I remember literally over 5 years ago hearing from someone at a big auto-manufacturer, and they just explained, they can't afford to have their cars known for killing people. They sell a shit tonne of cars, and if they start running people over they're done. It'd be an extinction level event for their brand, and probably a serious knock to the entire industry. Apparantly Tesla is happy to take that risk. it's not that Tesla is more advanced, it's that they're happy making claims that no other company in an industry obsessed with safety would make.

Imagine Volvo, but instead of Volvo you have a company that distinguished themselves by their lack of interest in safety.

salawat|4 years ago

...Because they weren't daft enough to commit to emplying blackboxes with no means of formal proofing to a safety-critical operation. Musk's approach is a massive public safety no-no.

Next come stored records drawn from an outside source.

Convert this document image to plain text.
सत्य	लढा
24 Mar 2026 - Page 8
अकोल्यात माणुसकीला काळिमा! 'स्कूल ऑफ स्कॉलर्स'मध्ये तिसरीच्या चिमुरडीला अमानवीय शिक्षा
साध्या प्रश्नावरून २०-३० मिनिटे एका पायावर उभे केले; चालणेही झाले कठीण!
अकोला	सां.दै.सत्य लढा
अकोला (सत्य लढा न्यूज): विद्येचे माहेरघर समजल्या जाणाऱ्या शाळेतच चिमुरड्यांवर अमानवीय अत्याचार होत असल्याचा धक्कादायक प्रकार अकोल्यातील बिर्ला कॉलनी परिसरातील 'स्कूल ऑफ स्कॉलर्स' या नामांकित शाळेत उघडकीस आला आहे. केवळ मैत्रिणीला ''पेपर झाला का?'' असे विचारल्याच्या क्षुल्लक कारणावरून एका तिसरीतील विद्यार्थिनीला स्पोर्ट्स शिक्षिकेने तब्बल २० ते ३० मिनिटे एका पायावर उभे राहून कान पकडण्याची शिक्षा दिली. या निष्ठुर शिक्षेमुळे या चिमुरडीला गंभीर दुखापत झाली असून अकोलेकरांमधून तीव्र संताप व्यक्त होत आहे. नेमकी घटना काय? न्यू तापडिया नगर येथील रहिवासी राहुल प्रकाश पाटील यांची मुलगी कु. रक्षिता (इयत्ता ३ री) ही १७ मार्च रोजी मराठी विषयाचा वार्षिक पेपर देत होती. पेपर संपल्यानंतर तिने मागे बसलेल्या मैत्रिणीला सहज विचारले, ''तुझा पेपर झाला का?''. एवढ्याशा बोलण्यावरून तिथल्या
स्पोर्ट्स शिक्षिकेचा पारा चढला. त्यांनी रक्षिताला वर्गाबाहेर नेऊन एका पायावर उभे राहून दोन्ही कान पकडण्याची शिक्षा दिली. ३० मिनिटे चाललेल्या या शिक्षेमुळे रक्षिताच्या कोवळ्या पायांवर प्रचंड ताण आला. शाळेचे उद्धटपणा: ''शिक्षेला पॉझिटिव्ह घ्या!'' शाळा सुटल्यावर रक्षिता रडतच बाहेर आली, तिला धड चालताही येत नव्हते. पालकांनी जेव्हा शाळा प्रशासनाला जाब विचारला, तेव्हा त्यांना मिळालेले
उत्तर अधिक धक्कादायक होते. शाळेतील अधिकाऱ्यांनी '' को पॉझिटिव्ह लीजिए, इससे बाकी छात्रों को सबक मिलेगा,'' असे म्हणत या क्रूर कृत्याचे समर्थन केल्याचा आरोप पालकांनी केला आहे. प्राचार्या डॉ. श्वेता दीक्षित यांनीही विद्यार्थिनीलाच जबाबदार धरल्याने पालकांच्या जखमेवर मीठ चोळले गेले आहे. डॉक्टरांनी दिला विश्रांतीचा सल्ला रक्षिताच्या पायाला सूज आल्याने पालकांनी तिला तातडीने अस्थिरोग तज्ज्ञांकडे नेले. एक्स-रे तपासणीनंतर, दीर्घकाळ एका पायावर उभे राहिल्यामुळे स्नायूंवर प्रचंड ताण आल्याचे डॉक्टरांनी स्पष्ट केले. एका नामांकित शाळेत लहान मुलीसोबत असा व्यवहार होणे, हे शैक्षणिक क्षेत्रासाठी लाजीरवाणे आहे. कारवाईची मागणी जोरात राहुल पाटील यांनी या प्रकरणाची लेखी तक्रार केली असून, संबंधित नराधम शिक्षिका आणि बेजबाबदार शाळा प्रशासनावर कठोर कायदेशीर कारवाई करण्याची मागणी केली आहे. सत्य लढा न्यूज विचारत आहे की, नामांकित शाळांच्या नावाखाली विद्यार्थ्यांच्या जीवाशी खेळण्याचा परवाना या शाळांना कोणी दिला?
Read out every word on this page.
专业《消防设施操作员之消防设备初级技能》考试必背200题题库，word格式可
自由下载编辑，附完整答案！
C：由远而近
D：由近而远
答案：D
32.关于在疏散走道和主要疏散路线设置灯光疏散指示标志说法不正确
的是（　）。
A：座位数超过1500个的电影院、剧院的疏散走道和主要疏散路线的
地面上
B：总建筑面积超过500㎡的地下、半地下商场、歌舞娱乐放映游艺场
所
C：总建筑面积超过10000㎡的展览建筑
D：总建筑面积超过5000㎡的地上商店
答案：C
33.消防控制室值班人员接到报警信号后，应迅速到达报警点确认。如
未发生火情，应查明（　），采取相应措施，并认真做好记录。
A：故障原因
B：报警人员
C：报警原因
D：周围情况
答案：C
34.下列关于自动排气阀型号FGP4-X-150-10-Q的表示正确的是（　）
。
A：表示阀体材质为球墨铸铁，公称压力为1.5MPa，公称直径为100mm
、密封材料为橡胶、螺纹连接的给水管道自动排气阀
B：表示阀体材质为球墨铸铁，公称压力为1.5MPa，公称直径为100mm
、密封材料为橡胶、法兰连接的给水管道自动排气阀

The cost of specifying and proving through trial the capabilities of what Musk is aiming for is the work of several lifetimes. Musk and Tesla just fucking YOLO it, yeeting out OTA's that substantially change the behavior of an ill-tuned system whose behavior can't even be reliably enumerated; and sinking the operational risk in drivers on the road.

Sometimes, conspicuous lack of progress is a good thing. It isn't something you necessarily appreciate until you suddenly start having to confront the law of large numbers in a very real and tangible way. Some incremental changes simply are not feasible to take until they are complete. Level 3 automation is one of those...

ChuckNorris89|4 years ago

I'd rather my car's safety systems be later to market but proven safe, than early to market and have me and the others around me as unpaid beta testers.